Former mayor, councilman to run for commission seat


Saed Tayyara took the United States citizenship test seven years after he came to America.

It was Tayyara's belief that in America, paying taxes and being a good steward wasn't enough. One has to exercise the right to vote.

Because he earned the right to be an American citizen, Tayyara feels he should serve his country and community in repayment. To that end, Tayyara has announced his intention to run for the District 2 Moffat County Board of Commissioners seat Commissioner Marianna Raftopoulos is scheduled to vacate at the end of her second term.

"Every citizen, once in their lifetime, should serve their community at whatever level," Tayyara said.

Tayyara will run as a Republican. He joins Sheriff Deputy Michael Anthony and Magnum Metals owner Stan Hathhorn in the race for District 2. But only Hathhorn intends to run for the office if a petition to recall Raftopoulos is successful. Hathhorn welcomed Tayyara's announcement, saying "the more the merrier."

Tayyarra has previously served on Craig City Council and as mayor. He emigrated from Syria in 1963, following the Syrian revolt against French occupation.

Tayarra has spent most of his life in the Yampa Valley, and has lived in Craig since 1975, when he opened a Kentucky Fried Chicken. Although he has no relatives here, he said he has many friends, and the town is his home.

In 1977, Tayyara was one of 22 candidates for Craig City Council, and he lost the election by one vote. When a city councilor moved, Tayyara, as runner-up, was appointed as a replacement, and in 1981, the council elected him as mayor. The council later changed its bylaws so the mayor would be elected by the popular vote. In 1989, Tayyara was once again elected to mayor by the popular vote.
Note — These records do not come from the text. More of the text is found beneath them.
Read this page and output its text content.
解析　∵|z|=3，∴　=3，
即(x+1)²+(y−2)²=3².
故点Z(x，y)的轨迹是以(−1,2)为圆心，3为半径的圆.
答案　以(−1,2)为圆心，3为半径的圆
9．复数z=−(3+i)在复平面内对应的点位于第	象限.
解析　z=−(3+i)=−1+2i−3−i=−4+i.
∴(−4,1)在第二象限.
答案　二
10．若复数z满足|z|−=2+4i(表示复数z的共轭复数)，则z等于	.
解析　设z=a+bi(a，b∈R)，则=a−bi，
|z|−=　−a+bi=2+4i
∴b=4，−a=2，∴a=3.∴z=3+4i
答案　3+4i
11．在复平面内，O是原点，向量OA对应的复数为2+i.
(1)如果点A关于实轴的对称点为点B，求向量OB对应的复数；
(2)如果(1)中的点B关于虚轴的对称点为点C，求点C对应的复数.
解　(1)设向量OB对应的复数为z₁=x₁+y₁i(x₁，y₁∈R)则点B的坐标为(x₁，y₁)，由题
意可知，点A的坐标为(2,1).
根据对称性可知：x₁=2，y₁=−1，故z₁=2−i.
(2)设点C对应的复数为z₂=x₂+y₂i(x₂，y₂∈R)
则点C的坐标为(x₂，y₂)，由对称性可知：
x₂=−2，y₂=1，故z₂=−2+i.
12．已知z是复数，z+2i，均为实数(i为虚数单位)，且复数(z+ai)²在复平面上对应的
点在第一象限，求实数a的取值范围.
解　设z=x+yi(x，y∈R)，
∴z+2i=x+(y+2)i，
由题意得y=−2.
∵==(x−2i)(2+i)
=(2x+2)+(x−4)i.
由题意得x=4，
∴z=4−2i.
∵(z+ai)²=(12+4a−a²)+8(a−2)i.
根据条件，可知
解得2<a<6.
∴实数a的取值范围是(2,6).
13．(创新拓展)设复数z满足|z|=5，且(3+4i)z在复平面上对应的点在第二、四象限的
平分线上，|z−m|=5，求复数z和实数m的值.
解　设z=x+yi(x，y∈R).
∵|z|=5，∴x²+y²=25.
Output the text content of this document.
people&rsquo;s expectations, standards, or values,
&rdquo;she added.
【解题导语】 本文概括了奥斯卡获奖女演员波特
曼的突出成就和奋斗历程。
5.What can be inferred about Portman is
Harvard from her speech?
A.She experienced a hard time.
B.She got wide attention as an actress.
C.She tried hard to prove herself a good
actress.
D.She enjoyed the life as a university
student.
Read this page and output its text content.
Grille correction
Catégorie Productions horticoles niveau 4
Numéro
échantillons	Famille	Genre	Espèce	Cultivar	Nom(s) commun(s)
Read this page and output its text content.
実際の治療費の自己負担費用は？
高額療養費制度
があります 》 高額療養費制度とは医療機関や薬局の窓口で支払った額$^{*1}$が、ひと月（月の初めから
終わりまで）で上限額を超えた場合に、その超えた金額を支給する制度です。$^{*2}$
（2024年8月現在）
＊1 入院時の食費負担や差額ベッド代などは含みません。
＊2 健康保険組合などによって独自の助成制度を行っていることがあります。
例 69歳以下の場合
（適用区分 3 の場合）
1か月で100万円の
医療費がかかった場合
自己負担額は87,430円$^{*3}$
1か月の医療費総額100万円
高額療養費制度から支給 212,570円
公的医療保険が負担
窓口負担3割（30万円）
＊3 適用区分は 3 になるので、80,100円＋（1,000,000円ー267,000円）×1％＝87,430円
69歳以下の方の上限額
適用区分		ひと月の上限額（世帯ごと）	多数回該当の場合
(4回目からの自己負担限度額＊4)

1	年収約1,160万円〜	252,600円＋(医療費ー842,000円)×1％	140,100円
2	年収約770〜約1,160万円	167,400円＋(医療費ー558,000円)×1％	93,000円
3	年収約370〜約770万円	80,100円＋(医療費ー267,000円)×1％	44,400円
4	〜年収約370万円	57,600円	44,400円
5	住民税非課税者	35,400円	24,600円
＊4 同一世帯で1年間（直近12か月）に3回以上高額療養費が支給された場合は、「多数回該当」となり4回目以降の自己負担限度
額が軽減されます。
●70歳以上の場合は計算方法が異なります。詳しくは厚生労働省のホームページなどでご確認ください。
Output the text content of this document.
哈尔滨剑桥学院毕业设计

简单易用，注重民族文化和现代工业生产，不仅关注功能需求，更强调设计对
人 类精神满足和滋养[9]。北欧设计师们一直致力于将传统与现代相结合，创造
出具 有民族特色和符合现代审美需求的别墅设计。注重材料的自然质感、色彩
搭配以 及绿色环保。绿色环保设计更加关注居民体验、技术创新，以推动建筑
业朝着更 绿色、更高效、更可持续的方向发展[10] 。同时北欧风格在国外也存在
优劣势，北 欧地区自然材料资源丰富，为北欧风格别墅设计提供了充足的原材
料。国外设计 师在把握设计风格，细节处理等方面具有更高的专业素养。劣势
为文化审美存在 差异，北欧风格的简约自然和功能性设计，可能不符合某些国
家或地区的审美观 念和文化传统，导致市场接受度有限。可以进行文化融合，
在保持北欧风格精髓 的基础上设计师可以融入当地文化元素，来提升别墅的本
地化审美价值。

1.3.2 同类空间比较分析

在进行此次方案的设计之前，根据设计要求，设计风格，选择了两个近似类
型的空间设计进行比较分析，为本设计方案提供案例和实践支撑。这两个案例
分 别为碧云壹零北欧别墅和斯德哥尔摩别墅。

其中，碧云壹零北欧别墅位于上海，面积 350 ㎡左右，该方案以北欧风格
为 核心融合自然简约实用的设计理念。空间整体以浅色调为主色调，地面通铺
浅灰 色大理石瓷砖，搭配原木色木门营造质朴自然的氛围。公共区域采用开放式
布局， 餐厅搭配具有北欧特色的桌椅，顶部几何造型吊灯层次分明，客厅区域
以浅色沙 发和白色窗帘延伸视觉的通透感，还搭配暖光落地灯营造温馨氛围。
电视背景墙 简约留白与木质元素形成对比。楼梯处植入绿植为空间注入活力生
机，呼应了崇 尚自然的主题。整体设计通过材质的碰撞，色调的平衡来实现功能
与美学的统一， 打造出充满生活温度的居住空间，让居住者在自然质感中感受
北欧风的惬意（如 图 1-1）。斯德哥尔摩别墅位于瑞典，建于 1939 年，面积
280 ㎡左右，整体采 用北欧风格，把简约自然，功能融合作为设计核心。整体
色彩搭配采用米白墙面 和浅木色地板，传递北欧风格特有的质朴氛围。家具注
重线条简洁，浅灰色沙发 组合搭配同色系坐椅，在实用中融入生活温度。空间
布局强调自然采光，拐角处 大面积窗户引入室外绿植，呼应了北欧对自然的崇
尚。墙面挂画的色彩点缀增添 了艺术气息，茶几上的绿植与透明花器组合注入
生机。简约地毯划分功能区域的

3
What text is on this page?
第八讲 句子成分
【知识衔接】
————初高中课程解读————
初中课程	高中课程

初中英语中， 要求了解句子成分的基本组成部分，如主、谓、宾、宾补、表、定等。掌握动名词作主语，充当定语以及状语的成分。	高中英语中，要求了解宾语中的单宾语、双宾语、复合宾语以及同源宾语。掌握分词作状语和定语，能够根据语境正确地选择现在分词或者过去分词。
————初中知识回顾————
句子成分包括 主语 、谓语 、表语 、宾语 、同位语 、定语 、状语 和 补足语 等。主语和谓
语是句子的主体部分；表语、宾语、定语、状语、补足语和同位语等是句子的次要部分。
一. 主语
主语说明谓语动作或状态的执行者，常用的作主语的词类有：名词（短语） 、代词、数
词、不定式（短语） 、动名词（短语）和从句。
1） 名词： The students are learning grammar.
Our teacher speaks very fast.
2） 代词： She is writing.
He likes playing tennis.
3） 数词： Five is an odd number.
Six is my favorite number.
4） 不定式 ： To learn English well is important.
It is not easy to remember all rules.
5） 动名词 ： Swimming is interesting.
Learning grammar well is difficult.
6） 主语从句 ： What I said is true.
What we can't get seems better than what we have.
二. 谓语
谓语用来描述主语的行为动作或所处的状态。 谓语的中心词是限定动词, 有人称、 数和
During his tenure as mayor, Tayyara saw the city through some difficult financial times, when county government had to lend the city assistance.

It's that experience on which Tayyara is relying to convince voters he can help the county through its current financial trials.

The city clashed with the state governor over a water system mandate. The city simply didn't have the money to develop the system, Tayyara said. Trash disposal was another problem. The county's population was growing rapidly, but funding for the needed infrastructure was lacking.

Tayyara pled the city's case to the county, and the two governments reached an agreement that could help the city recover. The skills he used to broker that agreement, such as compromise and communication, along with his experience balancing the city budget, qualify him to assume commissioner office, he said.

"I was honored that Craig residents supported me and elected me to provide service. I worked hard and delivered and overcame a lot of difficulties. I see no reason not to do this and repeat it again," Tayyara said.

He said he sees a block between the two governments right now and will work to initiate a dialogue.

Tayyara has been a member of the Associate Government of Colorado, Club 20, the Colorado Municipal League, the Lion's Club, and many other government and service organizations.

The primary election will be held on August 13.